Virginia Beach opens FY27 budget hearings: what residents can weigh in on before the May vote
Virginia Beach VA – City Council has opened FY27 budget hearings for April 15 and 21, giving residents until May 5 to weigh in before the final vote on May 12.
Virginia Beach has moved its proposed FY 2026-27 budget into the public-comment stage, and the next few weeks are the main window for residents to weigh in before City Council makes final changes.
The city posted its formal hearing schedule on April 6. That sets up public hearings at 6 p.m. on April 15 at the Virginia Beach Convention Center and April 21 at City Hall, followed by a reconciliation workshop on May 5 and a final council vote on May 12.
That timeline matters because the budget is still a proposal, not a final plan. Council members are now taking department questions, public testimony and online feedback before they decide what stays in, what changes and what gets trimmed.
What is in the proposal now
City Manager Patrick Duhaney presented the proposed budget on March 24. The city says it would maintain current service levels while adding a one-time 10.1% personal property tax credit, capped at $80 per vehicle based on assessed value.
For many households, that is the most visible item to watch. The city says the credit would apply to each personal vehicle owned by a Virginia Beach resident if the budget is approved. It is not a permanent rate change, and it has not been adopted yet.

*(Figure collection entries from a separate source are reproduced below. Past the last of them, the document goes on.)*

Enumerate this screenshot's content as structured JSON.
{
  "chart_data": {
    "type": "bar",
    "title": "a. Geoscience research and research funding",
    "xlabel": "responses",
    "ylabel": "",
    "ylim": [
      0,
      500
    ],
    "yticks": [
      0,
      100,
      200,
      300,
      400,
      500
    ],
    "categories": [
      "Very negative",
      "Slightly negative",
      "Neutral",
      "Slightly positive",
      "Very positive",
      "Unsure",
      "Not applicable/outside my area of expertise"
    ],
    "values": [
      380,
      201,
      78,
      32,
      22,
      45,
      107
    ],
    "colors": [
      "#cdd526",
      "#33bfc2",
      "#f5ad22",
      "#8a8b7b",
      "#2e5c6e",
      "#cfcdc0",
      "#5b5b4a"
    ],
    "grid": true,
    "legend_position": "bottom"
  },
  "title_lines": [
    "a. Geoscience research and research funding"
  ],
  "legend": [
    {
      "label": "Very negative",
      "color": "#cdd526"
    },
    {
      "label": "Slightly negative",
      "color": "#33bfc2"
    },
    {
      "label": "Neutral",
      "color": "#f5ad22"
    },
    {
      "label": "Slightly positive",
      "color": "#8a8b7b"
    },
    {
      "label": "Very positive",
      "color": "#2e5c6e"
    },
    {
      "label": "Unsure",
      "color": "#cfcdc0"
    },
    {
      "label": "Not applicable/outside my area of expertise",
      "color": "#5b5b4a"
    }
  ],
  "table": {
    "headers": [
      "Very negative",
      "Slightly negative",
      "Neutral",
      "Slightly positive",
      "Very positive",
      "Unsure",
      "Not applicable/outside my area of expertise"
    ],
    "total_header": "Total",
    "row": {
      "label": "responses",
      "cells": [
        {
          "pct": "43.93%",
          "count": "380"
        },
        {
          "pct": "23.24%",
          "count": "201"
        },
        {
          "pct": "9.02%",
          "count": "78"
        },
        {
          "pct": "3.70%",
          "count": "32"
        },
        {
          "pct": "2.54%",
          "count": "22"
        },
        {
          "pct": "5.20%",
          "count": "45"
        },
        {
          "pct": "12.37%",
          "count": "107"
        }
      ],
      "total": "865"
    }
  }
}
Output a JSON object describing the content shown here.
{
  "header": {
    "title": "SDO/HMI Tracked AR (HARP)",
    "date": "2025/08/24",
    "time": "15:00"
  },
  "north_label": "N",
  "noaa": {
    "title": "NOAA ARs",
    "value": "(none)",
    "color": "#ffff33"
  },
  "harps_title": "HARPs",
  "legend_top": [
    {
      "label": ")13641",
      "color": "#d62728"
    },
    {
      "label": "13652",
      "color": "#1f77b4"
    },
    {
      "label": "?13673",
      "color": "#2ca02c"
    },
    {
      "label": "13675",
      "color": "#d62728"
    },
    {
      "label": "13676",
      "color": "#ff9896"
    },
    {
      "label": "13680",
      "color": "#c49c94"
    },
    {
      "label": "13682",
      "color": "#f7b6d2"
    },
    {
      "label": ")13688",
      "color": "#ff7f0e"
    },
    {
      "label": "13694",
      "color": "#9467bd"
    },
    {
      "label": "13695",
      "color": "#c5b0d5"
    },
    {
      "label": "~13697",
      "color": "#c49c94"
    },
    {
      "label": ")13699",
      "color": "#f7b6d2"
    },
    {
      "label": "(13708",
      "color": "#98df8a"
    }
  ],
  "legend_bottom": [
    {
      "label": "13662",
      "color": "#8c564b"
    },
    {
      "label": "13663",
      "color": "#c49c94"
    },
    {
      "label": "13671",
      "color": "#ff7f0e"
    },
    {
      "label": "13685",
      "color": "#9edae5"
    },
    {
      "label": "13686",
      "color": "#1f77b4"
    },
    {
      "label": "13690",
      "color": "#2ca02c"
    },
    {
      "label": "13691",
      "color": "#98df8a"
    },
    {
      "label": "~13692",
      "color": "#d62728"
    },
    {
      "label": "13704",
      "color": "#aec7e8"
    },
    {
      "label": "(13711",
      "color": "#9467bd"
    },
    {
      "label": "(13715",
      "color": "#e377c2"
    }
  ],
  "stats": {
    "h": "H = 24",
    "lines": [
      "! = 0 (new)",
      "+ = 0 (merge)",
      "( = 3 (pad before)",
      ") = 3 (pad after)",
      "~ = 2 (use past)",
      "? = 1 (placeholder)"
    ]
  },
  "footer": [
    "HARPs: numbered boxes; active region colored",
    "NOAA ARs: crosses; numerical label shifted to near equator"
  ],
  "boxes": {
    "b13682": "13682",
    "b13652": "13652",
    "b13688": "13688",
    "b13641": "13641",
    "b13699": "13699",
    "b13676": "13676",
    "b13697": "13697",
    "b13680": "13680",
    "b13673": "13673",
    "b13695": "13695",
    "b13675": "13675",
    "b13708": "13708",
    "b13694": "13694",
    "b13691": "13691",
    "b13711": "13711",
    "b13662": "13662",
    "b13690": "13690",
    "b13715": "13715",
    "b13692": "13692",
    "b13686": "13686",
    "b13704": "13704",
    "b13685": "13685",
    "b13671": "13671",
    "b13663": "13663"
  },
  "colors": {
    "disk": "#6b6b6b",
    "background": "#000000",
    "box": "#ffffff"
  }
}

The proposal also includes about a 3.5% salary increase for city positions in July, plus an additional January 2027 increase for non-sworn employees. The city says school staffing would still see reductions tied largely to federal grants that have ended, even as the broader budget aims to keep services in place.
How residents can still comment
Residents who want to speak in person at either hearing have to register with the City Clerk by 5 p.m. on the day of that hearing. Virtual speakers can also take part through Webex, but they must register for the online meeting and still complete the City Clerk sign-up by the same deadline.
For residents who do not want to speak live, the city is also taking budget input online through May 5. The budget portal points people to the city’s feedback tools, including its online balancing exercise and SpeakUp VB platform. The city says all comments submitted there will be provided to City Council.
The city is also holding budget workshops on April 7, April 14, April 21 and April 28, when council members question departments about spending plans before the May reconciliation session.
Why this year’s debate matters
This is not just a routine calendar step. Earlier reporting by WHRO showed council entered budget season under real pressure, with staff trying to close funding gaps, manage rising capital costs and discuss whether other revenue options or shifts in dedicated funds might be needed.
WHRO also reported in January that council discussed possible changes involving well-stocked dedicated funds and even a room-fee option tied to short-term rentals. That does not mean those ideas will end up in the final budget, but it does explain why the April hearing window matters: council has already been talking through tradeoffs, and resident feedback is landing before the budget is locked.
For car owners, renters, city workers and residents focused on service levels, the practical takeaway is simple. The key public-input stretch runs now through May 5, and the final vote is scheduled for May 12. After that, the city’s spending plan for the next fiscal year is largely set.